From my analysis I have discovered that Disloyal
30-40
year old customers are Not Satisfied
with Company X. "Not Satisfied" means they have rated services and products 0-2 out of a possible 5. I want to know what inputs were ranked <=2.
I stored the columns in a list to use in a for loop so I could index the relevant column values which are rankings 0-5.
What is the syntax for using the column
variable in the boolean expression?
Example Data:
Customer Type Age Satisfaction Design Food Wi-Fi Service Distance
Disloyal 28 Not Satisfied 0 1 2 2 13.5
Loyal 30 Satisfied 5 3 5 4 34.2
Disloyal 36 Not Satisfied 2 0 2 4 55.8
Code
ranked_cols = ['Design', 'Food', 'Wi-Fi', 'Service', 'Distance']

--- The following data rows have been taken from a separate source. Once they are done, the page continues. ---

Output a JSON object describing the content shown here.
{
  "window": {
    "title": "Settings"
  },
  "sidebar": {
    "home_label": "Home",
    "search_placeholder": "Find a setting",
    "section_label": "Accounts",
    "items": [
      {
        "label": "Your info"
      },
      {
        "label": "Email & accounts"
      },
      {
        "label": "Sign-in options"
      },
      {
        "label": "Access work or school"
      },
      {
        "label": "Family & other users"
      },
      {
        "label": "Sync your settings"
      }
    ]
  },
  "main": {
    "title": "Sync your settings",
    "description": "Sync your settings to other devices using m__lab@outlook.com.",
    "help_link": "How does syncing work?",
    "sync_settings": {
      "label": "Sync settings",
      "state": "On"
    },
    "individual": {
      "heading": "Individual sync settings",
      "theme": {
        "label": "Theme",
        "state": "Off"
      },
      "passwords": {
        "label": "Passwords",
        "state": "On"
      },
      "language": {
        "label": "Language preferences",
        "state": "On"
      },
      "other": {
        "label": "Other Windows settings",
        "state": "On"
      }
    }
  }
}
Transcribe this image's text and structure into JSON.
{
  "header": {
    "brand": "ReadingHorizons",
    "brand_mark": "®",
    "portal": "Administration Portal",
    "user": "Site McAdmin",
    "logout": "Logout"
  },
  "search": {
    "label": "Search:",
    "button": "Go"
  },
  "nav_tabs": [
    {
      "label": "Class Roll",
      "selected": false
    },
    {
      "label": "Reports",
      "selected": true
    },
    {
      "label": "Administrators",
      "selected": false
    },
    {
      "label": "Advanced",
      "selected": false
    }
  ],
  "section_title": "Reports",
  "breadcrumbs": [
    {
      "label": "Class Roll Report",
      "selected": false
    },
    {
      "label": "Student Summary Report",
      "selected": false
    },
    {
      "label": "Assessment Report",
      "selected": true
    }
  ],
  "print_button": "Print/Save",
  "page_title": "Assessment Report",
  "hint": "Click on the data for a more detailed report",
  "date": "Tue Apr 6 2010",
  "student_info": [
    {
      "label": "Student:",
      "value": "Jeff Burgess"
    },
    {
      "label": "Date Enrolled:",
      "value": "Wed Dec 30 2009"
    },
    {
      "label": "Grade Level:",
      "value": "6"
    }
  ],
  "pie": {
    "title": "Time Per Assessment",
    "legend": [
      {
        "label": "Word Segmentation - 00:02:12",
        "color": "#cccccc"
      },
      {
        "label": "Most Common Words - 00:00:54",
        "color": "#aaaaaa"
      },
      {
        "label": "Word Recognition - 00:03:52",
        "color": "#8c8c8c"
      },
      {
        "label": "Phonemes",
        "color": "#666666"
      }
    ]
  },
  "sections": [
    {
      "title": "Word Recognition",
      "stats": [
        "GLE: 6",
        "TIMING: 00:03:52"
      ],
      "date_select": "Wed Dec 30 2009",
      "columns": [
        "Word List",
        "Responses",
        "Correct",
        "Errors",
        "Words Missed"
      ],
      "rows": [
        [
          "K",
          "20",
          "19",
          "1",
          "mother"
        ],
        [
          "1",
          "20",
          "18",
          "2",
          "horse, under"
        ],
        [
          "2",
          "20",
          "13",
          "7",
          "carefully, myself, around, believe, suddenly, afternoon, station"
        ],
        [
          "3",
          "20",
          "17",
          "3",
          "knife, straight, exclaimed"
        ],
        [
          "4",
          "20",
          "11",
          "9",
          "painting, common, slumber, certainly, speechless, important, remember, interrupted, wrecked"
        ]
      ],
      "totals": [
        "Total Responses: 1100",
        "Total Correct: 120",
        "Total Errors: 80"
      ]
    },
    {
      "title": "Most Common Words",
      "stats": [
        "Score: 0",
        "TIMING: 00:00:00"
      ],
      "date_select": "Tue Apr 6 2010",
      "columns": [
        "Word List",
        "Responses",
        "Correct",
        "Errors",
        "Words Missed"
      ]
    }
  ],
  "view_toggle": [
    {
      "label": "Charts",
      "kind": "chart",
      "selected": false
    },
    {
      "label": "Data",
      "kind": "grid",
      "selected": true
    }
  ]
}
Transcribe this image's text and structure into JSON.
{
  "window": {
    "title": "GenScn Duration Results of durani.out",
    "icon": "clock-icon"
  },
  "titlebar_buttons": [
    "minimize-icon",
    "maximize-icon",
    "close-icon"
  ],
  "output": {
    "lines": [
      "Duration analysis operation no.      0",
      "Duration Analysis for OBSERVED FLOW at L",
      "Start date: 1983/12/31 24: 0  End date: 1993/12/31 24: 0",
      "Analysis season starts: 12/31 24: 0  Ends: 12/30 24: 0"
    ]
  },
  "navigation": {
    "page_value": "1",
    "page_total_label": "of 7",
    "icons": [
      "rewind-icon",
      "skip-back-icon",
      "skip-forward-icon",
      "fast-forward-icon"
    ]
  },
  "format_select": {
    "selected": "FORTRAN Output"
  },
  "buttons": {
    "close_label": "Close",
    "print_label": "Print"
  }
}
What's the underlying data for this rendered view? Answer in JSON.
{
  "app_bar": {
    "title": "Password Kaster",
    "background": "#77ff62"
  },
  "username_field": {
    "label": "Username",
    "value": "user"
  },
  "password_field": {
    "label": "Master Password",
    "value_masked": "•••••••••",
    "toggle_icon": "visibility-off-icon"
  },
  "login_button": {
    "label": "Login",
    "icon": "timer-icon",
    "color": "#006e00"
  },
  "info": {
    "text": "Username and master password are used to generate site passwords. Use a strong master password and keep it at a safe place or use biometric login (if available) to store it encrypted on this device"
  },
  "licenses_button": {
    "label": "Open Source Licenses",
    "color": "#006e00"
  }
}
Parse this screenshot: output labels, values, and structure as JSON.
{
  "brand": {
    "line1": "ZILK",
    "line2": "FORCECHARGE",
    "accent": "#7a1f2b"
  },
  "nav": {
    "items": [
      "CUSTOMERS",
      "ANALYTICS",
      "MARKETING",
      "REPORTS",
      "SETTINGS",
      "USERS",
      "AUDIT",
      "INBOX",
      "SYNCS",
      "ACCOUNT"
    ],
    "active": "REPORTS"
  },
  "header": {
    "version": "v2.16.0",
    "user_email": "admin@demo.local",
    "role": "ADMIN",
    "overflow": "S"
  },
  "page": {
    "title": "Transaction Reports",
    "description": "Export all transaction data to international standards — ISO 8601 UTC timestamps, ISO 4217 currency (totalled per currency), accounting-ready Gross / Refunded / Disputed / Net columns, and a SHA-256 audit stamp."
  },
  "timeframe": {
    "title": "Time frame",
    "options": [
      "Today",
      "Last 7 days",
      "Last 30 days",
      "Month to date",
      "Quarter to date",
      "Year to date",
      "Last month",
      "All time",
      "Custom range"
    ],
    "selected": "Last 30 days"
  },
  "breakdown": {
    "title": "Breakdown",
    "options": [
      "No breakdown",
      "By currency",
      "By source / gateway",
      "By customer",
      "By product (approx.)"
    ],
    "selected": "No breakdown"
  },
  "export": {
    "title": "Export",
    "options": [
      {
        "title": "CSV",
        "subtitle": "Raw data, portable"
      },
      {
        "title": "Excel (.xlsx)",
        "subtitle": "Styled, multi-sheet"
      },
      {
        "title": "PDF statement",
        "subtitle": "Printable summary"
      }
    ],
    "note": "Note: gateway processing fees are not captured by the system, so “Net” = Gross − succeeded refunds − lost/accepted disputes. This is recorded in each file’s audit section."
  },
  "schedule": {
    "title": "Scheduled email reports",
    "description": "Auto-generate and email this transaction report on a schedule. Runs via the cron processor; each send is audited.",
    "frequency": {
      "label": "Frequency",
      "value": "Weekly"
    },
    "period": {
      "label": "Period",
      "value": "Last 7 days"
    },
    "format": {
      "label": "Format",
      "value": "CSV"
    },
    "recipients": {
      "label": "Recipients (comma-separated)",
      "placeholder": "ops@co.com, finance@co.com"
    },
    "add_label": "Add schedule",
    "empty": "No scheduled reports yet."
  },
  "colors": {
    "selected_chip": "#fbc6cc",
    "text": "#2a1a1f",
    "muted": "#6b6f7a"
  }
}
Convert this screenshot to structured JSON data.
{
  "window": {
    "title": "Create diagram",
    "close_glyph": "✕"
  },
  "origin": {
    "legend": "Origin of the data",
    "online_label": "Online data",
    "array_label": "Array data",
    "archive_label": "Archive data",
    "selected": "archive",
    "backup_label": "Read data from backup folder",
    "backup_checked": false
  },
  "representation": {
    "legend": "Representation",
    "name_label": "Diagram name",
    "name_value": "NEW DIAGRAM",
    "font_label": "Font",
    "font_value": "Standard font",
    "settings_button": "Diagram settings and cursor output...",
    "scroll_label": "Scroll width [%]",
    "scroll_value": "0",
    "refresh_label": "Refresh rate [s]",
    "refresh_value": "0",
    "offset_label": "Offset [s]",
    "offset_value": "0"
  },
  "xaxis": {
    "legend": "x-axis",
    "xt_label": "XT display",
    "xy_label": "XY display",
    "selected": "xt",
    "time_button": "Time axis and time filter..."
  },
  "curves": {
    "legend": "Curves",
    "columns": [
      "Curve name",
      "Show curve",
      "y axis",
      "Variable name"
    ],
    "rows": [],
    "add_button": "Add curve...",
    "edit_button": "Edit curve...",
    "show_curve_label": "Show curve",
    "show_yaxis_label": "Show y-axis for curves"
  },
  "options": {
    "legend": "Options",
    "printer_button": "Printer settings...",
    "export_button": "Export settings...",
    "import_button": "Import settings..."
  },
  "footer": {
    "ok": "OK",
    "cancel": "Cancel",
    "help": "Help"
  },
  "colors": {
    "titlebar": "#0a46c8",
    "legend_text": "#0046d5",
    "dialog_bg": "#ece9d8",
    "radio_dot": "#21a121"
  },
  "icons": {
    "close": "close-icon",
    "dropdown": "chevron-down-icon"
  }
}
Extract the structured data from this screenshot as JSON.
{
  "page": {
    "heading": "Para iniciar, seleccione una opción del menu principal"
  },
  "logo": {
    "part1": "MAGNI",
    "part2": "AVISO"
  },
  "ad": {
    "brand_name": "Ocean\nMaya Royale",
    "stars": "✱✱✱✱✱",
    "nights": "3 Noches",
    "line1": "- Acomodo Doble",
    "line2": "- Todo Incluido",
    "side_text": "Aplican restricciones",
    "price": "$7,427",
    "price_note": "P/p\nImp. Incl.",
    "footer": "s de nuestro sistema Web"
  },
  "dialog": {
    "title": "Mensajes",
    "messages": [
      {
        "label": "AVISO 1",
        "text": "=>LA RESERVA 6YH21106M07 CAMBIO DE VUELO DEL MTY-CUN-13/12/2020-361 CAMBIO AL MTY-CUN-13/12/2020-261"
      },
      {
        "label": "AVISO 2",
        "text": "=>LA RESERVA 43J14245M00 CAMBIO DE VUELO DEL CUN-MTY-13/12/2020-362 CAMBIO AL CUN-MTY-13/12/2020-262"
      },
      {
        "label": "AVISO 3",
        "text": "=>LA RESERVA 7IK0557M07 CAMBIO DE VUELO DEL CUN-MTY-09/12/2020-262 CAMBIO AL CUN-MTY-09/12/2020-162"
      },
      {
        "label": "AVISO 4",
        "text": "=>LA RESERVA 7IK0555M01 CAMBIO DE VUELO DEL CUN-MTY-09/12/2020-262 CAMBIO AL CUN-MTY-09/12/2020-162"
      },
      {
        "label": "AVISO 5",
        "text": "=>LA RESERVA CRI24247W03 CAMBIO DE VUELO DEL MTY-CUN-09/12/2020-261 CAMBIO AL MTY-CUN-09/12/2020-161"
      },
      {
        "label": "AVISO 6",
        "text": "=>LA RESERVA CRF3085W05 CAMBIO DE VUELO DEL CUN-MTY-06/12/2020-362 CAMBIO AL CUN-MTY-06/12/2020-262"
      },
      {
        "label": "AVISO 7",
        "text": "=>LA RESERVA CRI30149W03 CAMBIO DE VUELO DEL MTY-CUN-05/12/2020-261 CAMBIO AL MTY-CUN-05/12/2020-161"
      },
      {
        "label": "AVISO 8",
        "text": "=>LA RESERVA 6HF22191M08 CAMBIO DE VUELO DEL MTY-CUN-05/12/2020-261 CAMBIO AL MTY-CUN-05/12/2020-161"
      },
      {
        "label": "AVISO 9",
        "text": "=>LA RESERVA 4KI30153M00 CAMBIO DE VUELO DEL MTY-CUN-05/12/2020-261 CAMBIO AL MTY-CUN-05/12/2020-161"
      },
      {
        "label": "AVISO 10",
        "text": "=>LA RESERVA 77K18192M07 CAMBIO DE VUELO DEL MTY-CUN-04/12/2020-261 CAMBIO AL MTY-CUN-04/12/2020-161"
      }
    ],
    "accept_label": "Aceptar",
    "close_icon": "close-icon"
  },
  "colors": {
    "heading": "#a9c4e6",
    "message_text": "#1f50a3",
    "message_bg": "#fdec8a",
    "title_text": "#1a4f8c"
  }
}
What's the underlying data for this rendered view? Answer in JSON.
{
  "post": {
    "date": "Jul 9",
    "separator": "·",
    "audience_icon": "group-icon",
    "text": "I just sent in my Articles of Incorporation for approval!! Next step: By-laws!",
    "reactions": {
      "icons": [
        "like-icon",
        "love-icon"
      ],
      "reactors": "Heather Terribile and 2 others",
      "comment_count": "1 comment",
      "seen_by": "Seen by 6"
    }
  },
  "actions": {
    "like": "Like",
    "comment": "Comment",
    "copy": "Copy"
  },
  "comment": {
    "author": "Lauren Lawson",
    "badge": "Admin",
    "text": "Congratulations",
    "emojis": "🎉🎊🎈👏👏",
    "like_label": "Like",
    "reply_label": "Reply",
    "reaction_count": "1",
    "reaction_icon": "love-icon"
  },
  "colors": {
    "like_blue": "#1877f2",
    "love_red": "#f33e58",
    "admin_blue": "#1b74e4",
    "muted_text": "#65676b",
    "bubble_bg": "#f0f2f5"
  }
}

for column in df[ranked_cols]:
columnSeriesObj = df[column]
sub = df[
(df["Customer Type"] == "Disloyal")
& (df["Satisfaction"] == "Not Satisfied")
& df["Age"].between(30, 40)
]
sub[(sub[ranked_cols] <= 2)].shape[0]
(sub.melt(value_vars=[c for c in sub.columns if c.startswith(column)])
.groupby("variable")
.value_counts()
.to_frame()
.reset_index()
.rename(columns={0: "count"}))